The health IT solution functions as a real-time, risk-adjusted event notification system and care collaboration platform. Kentucky hospitals part of KHA will be able to use the EHR-integrated solution to identify and support high-risk patients across care settings.

Clinicians across the state hope to reduce avoidable hospital readmissions, improve efforts to curb the opioid epidemic, and improve care management for patients with complex conditions who frequent emergency departments.

So far, ten Kentucky hospitals have adopted the health IT solution. An additional 28 hospitals are currently in the process of going live with the technology. Providers at each facility using EDie will have access to data provided by other participating facilities as well as information from hospitals in other states, substance use disorder facilities, skilled nursing facilities, and specialty care clinics across the country.

“One particularly powerful application of this technology is in fighting Kentucky’s opioid epidemic,” said KHA President Nancy Galvagni. “Emergency room hopping is a serious obstacle in helping people suffering from addiction and this software can tell a treating physician if the patient has a history of ER visits for pain treatment. EDie can be the difference between enabling addiction and treating it.”

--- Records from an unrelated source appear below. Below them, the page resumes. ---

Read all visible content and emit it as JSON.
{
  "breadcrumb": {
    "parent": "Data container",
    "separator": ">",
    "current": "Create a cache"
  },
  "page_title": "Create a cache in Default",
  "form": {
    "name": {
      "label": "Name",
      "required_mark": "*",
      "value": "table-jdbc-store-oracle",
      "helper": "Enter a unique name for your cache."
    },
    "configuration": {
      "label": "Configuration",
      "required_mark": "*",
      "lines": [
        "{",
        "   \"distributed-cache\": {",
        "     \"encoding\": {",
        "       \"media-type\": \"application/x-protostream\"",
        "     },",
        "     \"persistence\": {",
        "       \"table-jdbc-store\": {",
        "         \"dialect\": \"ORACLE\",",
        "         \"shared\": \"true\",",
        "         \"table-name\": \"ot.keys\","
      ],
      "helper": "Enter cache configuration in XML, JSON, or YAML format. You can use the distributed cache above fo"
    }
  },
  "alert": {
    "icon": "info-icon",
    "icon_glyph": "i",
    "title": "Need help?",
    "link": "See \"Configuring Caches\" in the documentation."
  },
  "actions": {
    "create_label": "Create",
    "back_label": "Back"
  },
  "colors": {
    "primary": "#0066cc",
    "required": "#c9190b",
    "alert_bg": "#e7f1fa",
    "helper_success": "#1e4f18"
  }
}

Healthcare organizations and hospitals across the country currently use EDie to access data from thousands of hospitals, urgent care centers, clinics, and health plans. EDie collects and processes this information for emergency clinicians in a single, integrated report.

ED care teams can use these reports to view patient histories, visit summaries, provider data, security events, and care recommendations such as preferred language and drug allergy information.

“At Anthem, our mission is to simplify health care, and improve lives and communities. We value the relationships we have with providers, which in this instance is working to breakdown information silos and deliver better care,” said Anthem Blue Cross and Blue Shield in Kentucky President Kennan Wethington.

“We’re incredibly proud of this innovative partnership because it will put this technology in the hands of more physicians as more forward-thinking hospitals choose to participate,” Wethington added.

KHA was established in 1929 and represents hospitals, healthcare organizations, and integrated delivery systems across the state of Kentucky.

Other states including North Dakota and California have taken steps to improve health data access and exchange among emergency care providers.

In May, a California HIE received a $4.9 million grant from the Emergency Medical Services Authority (EMSA) to enable interoperability with EMS ambulances, hospitals, and other first responders.

The nonprofit HIE network will work with six California EMS organizations, 13 EMS providers, and 16 hospitals to enable interoperability across Riverside, San Bernardino, Fresno, Tulare, San Joaquin, Merced, Amador, Stanislaus, and Calaveras counties. The grant will allow 7.6 million California residents to follow ONC’s Search, Alert, File, and Reconcile (SAFR) model.